A Kentucky barbecue business has some people doing a slow burn after advertising its T-shirts on social media that play off the LGBTQ acronym.
Jamie Smith, the owner of Belle's Smoking BBQ truck in Williamstown, changed the LGBTQ acronym to Liberty, Guns, Bible, Trump and BBQ, WXIX reported. He began selling the T-shirts two years ago.
“I found the acronym on Facebook and I just added the Q,” Smith told the television station.
The original LGBTQ acronym stands for lesbian, gay, bisexual, transgender and questioning affairs.
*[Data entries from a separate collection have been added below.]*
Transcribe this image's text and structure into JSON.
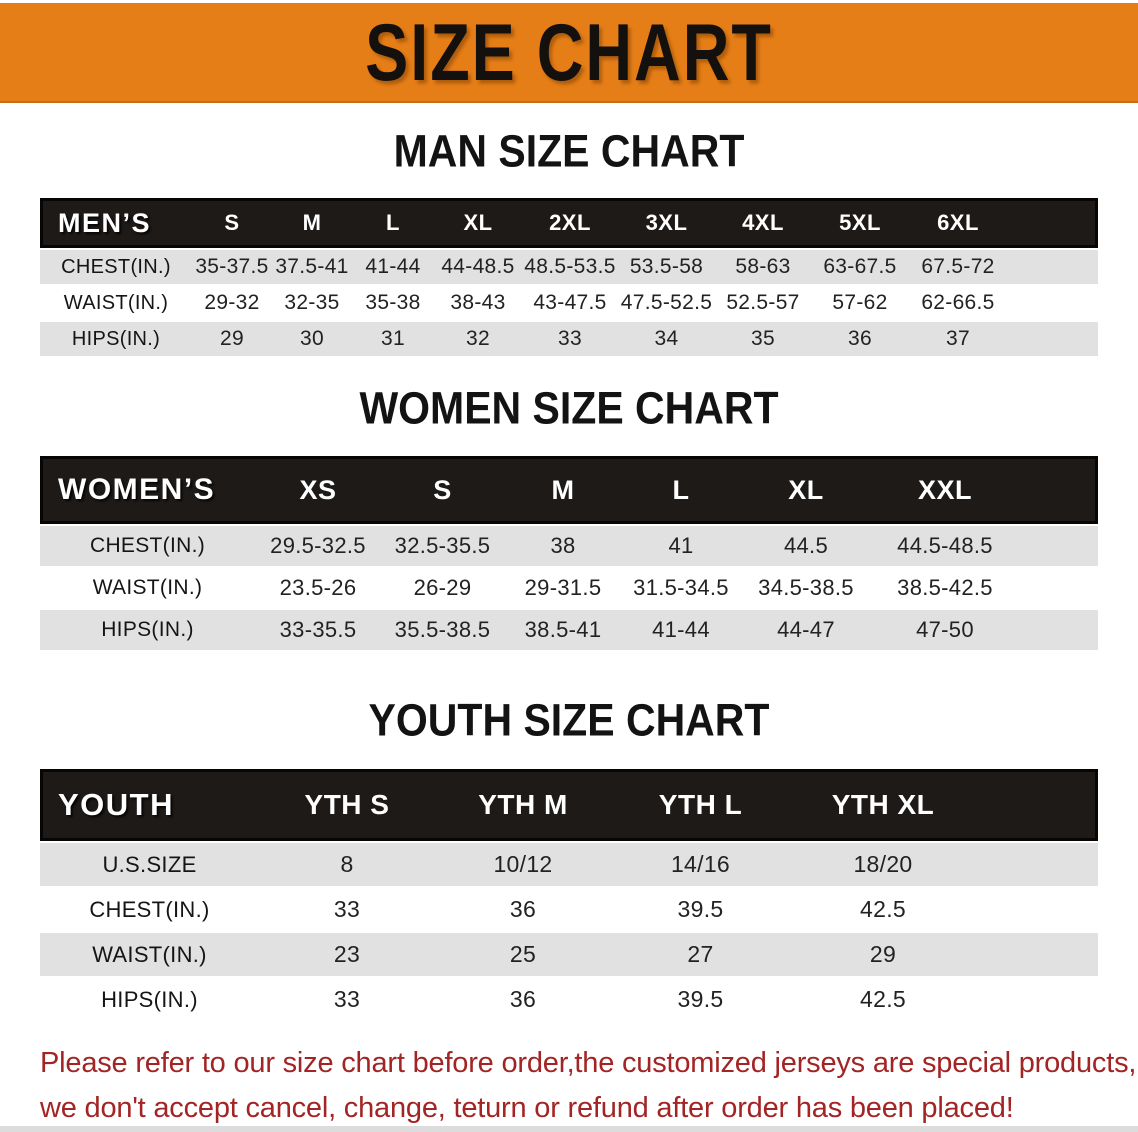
{
  "banner": {
    "title": "SIZE CHART"
  },
  "sections": [
    {
      "heading": "MAN SIZE CHART",
      "table": {
        "label": "MEN’S",
        "columns": [
          "S",
          "M",
          "L",
          "XL",
          "2XL",
          "3XL",
          "4XL",
          "5XL",
          "6XL"
        ],
        "rows": [
          {
            "label": "CHEST(IN.)",
            "values": [
              "35-37.5",
              "37.5-41",
              "41-44",
              "44-48.5",
              "48.5-53.5",
              "53.5-58",
              "58-63",
              "63-67.5",
              "67.5-72"
            ]
          },
          {
            "label": "WAIST(IN.)",
            "values": [
              "29-32",
              "32-35",
              "35-38",
              "38-43",
              "43-47.5",
              "47.5-52.5",
              "52.5-57",
              "57-62",
              "62-66.5"
            ]
          },
          {
            "label": "HIPS(IN.)",
            "values": [
              "29",
              "30",
              "31",
              "32",
              "33",
              "34",
              "35",
              "36",
              "37"
            ]
          }
        ]
      }
    },
    {
      "heading": "WOMEN SIZE CHART",
      "table": {
        "label": "WOMEN’S",
        "columns": [
          "XS",
          "S",
          "M",
          "L",
          "XL",
          "XXL"
        ],
        "rows": [
          {
            "label": "CHEST(IN.)",
            "values": [
              "29.5-32.5",
              "32.5-35.5",
              "38",
              "41",
              "44.5",
              "44.5-48.5"
            ]
          },
          {
            "label": "WAIST(IN.)",
            "values": [
              "23.5-26",
              "26-29",
              "29-31.5",
              "31.5-34.5",
              "34.5-38.5",
              "38.5-42.5"
            ]
          },
          {
            "label": "HIPS(IN.)",
            "values": [
              "33-35.5",
              "35.5-38.5",
              "38.5-41",
              "41-44",
              "44-47",
              "47-50"
            ]
          }
        ]
      }
    },
    {
      "heading": "YOUTH SIZE CHART",
      "table": {
        "label": "YOUTH",
        "columns": [
          "YTH S",
          "YTH M",
          "YTH L",
          "YTH XL"
        ],
        "rows": [
          {
            "label": "U.S.SIZE",
            "values": [
              "8",
              "10/12",
              "14/16",
              "18/20"
            ]
          },
          {
            "label": "CHEST(IN.)",
            "values": [
              "33",
              "36",
              "39.5",
              "42.5"
            ]
          },
          {
            "label": "WAIST(IN.)",
            "values": [
              "23",
              "25",
              "27",
              "29"
            ]
          },
          {
            "label": "HIPS(IN.)",
            "values": [
              "33",
              "36",
              "39.5",
              "42.5"
            ]
          }
        ]
      }
    }
  ],
  "disclaimer": {
    "line1": "Please refer to our size chart before order,the customized jerseys are special products,",
    "line2": "we don't accept cancel, change, teturn or refund after order has been placed!"
  },
  "colors": {
    "banner_orange": "#E67E17",
    "header_black": "#1E1A18",
    "row_grey": "#E1E1E1",
    "disclaimer_red": "#A32424"
  }
}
After selling “nearly 100” T-shirts with his altered acronym, Smith decided to peddle the shirts on Facebook. Now, he is catching some heat from people who believe his play on words is insensitive.
The post, which has since been taken down, was answered with messages labeling the shirts and the promotion "simple bigotry," WXIX reported.
"I posted it at about 6, and at about 10 a.m. is when the threatening calls came," Smith told the Louisville Courier Journal. "Social media went berserk."
Many of the comments came after the Louisville Fairness Campaign group, which fights gender and sexual discrimination, shared the post on its Facebook page, the newspaper reported.
Chris Hartman, the group’s executive director, called Smith’s marketing plan “a bad idea.”
"The first thing I thought when I saw it was, 'What a bad idea,'" Hartman told the Courier Journal. "What a bad business model, to automatically isolate not just a segment of your potential customer base, but all of their family and friends."
Smith took down the post, WXIX reported, replacing it with a note that read, in part, "We apologize if we have offended any groups of people, organizations or individuals with our shirts. We respect all beliefs and lifestyles and want no ill will towards anyone."
Despite the grilling, Smith said he will continue to sell the shirts, which are currently out of stock.
"At the end of the day we have to stand for what we believe in and. like I said, if I offended anyone that wasn't our intention but it was just a play on words," Smith told WXIX.